Já o Sirius busca outro tipo de conhecimento, ele acrescenta:
— O objetivo é ser uma fonte de luz, que chamamos de luz síncrotron. O Sirius cria um feixe de elétrons, para girar em uma órbita quase circular em torno do prédio. Portanto, não se estuda a estrutura da partícula em si. O que se obtém é a luz que esses elétrons produzem.
Potência
O Sirius tem 68 mil metros quadrados e é considerado a mais complexa infraestrutura de pesquisa já construída no Brasil, com investimento do governo federal. A construção começou em 2012. De cima, ele é similar a um estádio de futebol. Neste link é possível fazer uma visita virtual à estrutura.
O acelerador não é a primeira experiência nacional nessa área. O Laboratório Nacional de Luz Síncrotron (LNLS) já operava, desde 1997, a única fonte de luz síncrotron da América Latina, aberta ao uso de toda a comunidade acadêmica e industrial. O LNLS é também o responsável pela construção do Sirius, considerado um acelerador brasileiro de quarta geração.
— No mundo, só existe um acelerador na Suécia (MAX IV) que produz luz mais intensa do que ele. São, em todo o mundo, apenas quatro laboratórios síncrotron semelhantes ao Sirius. Eu diria que ele está entre a primeira e a segunda posição em termos de quantidade de luz que produz — pontua o professor da UFRGS.
Por que estudar a luz síncrotron?
A luz síncrotron permite que análises sejam feitas enquanto os materiais são submetidos a diversas condições de temperatura e pressão, de vácuo e fluxo de diferentes gases, de campos elétricos e magnéticos, por exemplo.

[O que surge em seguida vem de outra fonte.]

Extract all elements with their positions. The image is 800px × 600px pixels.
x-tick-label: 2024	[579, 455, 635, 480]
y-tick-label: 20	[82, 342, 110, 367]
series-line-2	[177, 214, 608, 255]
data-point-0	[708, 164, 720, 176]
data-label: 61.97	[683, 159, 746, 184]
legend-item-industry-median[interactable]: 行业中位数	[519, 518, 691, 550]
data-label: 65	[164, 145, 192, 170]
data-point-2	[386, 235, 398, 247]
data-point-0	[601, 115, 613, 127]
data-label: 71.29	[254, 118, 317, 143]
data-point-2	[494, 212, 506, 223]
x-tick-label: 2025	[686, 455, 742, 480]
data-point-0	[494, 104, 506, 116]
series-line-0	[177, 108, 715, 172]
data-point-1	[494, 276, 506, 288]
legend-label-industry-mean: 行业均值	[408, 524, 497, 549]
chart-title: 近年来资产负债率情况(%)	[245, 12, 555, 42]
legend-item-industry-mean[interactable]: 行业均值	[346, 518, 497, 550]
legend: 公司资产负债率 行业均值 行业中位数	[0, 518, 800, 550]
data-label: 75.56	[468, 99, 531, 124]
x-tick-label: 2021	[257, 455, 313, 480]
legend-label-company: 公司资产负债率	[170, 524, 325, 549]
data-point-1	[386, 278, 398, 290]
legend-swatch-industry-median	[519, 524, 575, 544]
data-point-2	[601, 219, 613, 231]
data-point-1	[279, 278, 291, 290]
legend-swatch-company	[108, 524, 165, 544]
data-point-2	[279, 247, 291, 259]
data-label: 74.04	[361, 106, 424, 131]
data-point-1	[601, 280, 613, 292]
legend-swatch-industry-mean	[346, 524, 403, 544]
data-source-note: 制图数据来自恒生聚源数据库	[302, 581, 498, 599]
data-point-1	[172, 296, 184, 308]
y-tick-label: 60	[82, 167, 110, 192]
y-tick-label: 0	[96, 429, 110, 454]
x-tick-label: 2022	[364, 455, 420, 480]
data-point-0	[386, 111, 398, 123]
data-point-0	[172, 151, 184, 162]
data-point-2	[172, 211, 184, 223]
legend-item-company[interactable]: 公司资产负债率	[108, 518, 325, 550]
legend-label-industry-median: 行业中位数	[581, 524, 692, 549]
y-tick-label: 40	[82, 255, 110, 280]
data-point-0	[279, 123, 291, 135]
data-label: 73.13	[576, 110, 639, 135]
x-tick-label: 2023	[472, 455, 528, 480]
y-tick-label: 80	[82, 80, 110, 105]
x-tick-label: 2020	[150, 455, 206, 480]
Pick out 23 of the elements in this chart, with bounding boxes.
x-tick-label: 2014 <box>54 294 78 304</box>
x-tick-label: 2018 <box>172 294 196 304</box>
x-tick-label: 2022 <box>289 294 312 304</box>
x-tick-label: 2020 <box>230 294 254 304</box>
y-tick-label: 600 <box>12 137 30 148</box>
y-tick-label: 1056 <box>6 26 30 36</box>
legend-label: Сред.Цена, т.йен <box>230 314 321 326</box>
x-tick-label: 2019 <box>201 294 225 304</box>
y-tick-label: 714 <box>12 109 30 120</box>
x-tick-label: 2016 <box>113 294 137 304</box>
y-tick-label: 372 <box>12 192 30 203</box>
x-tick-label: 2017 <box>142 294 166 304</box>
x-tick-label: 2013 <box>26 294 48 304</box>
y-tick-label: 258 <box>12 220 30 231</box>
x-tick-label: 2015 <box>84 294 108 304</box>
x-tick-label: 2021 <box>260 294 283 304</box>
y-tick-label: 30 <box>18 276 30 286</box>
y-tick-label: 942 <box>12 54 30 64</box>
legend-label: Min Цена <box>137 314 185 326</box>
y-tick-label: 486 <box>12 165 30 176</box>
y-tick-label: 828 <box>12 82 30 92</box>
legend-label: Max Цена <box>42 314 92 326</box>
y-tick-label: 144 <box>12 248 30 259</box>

Assim, ela consegue analisar experimentos nas mesmas condições em que as amostras se encontram na natureza, como no interior da crosta da Terra, ou em situações em que os materiais serão utilizados na indústria, por exemplo. Isso mostra que o estudo desse tipo de radiação pode alavancar conhecimentos em diversas áreas.
— Há pesquisas sobre fármacos, como obter melhor extração de petróleo, para melhorar catalisadores para diminuir a emissão de gases em efeito estufa, outros estão pesquisando materiais que vão ser utilizados pelos cidadãos. Vai desde a construção civil até dispositivos eletrônicos desenvolvidos para o Sirius. Mas, para mim, o mais importante é o conhecimento e novas pesquisas que ele é capaz de gerar na área — afirma o pesquisador.